À Defne, cabe compreender o que cada espírito precisa para finalmente se libertar do mundo dos vivos. O filme também trata do processo de transformação interior de Defne. Se no início ela surge impaciente e pouco permeável, a convivência com os fantasmas força um outro tipo de escuta. Confrontada por histórias que não são a sua própria, ela aprende a reconhecer as diferenças, ceder espaço e tratar dores alheias com seriedade. É aquele arco clássico de amadurecimento.




Todos os elementos da narrativa acabam criando um descompasso no tom do filme. Às vezes, o conflito pesa – como quando há a presença opressiva do marido morto da dona da pousada -, em outros momentos, tudo é leve demais. Em alguns momentos, o roteiro investe na densidade dos vínculos entre os personagens, enquanto em outros, esvazia totalmente o peso ao tratar conflitos de forma superficial. A fotografia tampouco contribui para o envolvimento. A câmera parece mais interessada nas paisagens costeiras – repetidas em várias cenas – do que nos personagens.

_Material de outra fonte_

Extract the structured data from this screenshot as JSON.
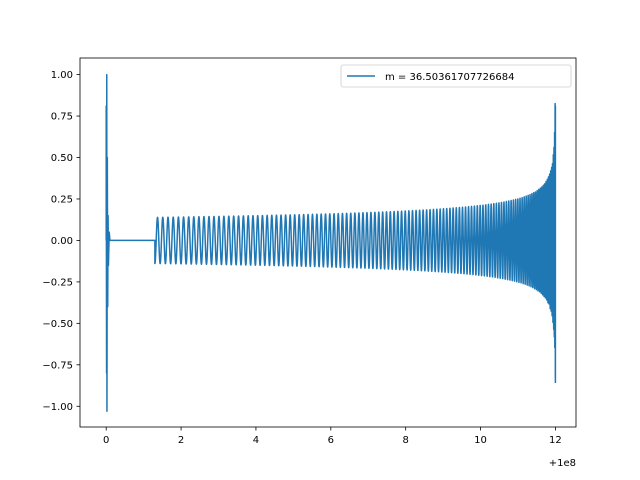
{
  "chart_data": {
    "type": "line",
    "title": "",
    "xlabel": "",
    "ylabel": "",
    "x_offset_label": "+1e8",
    "xlim": [
      -0.7,
      12.55
    ],
    "ylim": [
      -1.125,
      1.1
    ],
    "xticks": [
      0,
      2,
      4,
      6,
      8,
      10,
      12
    ],
    "xtick_labels": [
      "0",
      "2",
      "4",
      "6",
      "8",
      "10",
      "12"
    ],
    "yticks": [
      -1.0,
      -0.75,
      -0.5,
      -0.25,
      0.0,
      0.25,
      0.5,
      0.75,
      1.0
    ],
    "ytick_labels": [
      "−1.00",
      "−0.75",
      "−0.50",
      "−0.25",
      "0.00",
      "0.25",
      "0.50",
      "0.75",
      "1.00"
    ],
    "grid": false,
    "legend": {
      "position": "top-right"
    },
    "series": [
      {
        "name": "m = 36.50361707726684",
        "color": "#1f77b4",
        "description_points": {
          "x": [
            0,
            0.05,
            0.1,
            1.3,
            1.31,
            4,
            6,
            8,
            10,
            11,
            11.5,
            11.8,
            11.95,
            12.0
          ],
          "y_envelope": [
            1.0,
            0.15,
            0.0,
            0.0,
            0.17,
            0.175,
            0.19,
            0.22,
            0.28,
            0.33,
            0.38,
            0.45,
            0.62,
            0.81
          ],
          "y_min": [
            -1.03,
            -0.15,
            0.0,
            0.0,
            -0.13,
            -0.17,
            -0.19,
            -0.22,
            -0.28,
            -0.33,
            -0.38,
            -0.47,
            -0.65,
            -0.86
          ]
        }
      }
    ]
  }
}
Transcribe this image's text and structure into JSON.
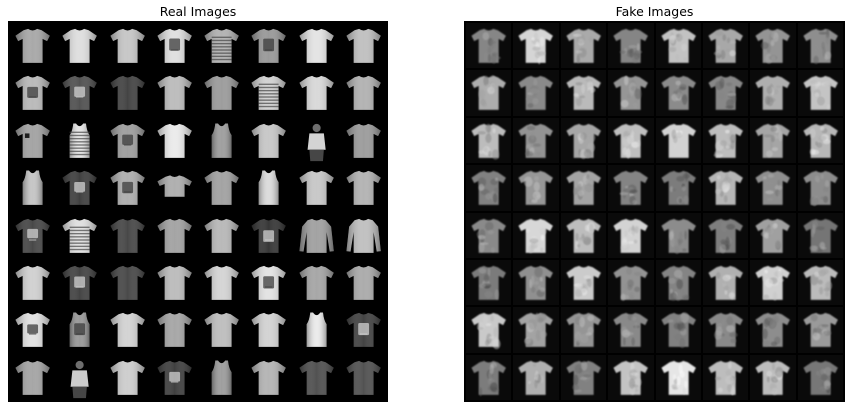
{
  "panels": [
    {
      "title": "Real Images",
      "rows": 8,
      "cols": 8,
      "kind": "real",
      "garment_types": [
        [
          "tshirt",
          "tshirt",
          "tshirt",
          "tshirt-print",
          "tshirt-stripe",
          "tshirt-print",
          "tshirt",
          "tshirt"
        ],
        [
          "tshirt-print",
          "tshirt-dark-print",
          "tshirt-dark",
          "tshirt",
          "tshirt",
          "tshirt-stripe",
          "tshirt",
          "tshirt"
        ],
        [
          "tshirt-pocket",
          "tank-stripe",
          "tshirt-print",
          "tshirt-light",
          "tank",
          "tshirt",
          "model",
          "tshirt"
        ],
        [
          "tank-long",
          "tshirt-dark-print",
          "tshirt-print",
          "crop",
          "tshirt",
          "tank",
          "tshirt",
          "tshirt"
        ],
        [
          "tshirt-dark-print",
          "tshirt-stripe",
          "tshirt-dark",
          "tshirt",
          "tshirt",
          "tshirt-dark-print",
          "longsleeve",
          "longsleeve"
        ],
        [
          "tshirt",
          "tshirt-dark-print",
          "tshirt-dark",
          "tshirt",
          "tshirt",
          "tshirt-print",
          "tshirt",
          "tshirt"
        ],
        [
          "tshirt-print",
          "tank-print",
          "tshirt",
          "tshirt",
          "tshirt",
          "tshirt",
          "tank-bright",
          "tshirt-dark-print"
        ],
        [
          "tshirt",
          "model",
          "tshirt",
          "tshirt-dark-print",
          "tank",
          "tshirt",
          "tshirt-dark",
          "tshirt-dark"
        ]
      ]
    },
    {
      "title": "Fake Images",
      "rows": 8,
      "cols": 8,
      "kind": "fake"
    }
  ]
}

Apolo de Dia Atena de Noite

Lá perto do fim, a narração concluí o que já estava claro: a necessidade de escutar os que ficaram e os que partiram, e de recompor laços rompidos. O desfecho adota um otimismo resolutivo: desavenças se desfazem, mãe e filha se reaproximam, e cada espírito alcança exatamente aquilo que buscava. A rapidez com que antigas pendências — algumas com séculos de espera — se resolvem confere ao final um ar novelesco, em que a conciliação desejada pesa mais que a complexidade dramática.




O roteiro não consegue dar profundidade a essas passagens espirituais. As histórias da prostituta e da sacerdotisa se resolvem de maneira burocrática, sem emoção, por exemplo.

Apolo de Dia Atena de Noite

Apesar das boas intenções e da força simbólica da proposta, Apolo de Dia Atena de Noite termina sem alcançar o impacto emocional que parece buscar. Falta vigor na condução e coerência no tom, mas é possível reconhecer em Emine Yıldırım uma voz autoral em formação — interessada em temas de memória, perda e reconciliação.

É um filme de boas intenções e ecos poderosos, que tropeça na própria delicadeza. Ao tentar equilibrar o real e o espiritual, Yıldırım acaba diluindo ambos — e o que poderia ser uma reflexão profunda sobre a escuta e o luto se torna apenas um exercício irregular de estilo.

Apolo de Dia Atena de Noite faz parte da 49ª Mostra Internacional de Cinema de São Paulo, que ocorre entre 16 e 30 de outubro. O filme foi vencedor do prêmio de melhor filme da seção Asian Future no Festival de Tóquio.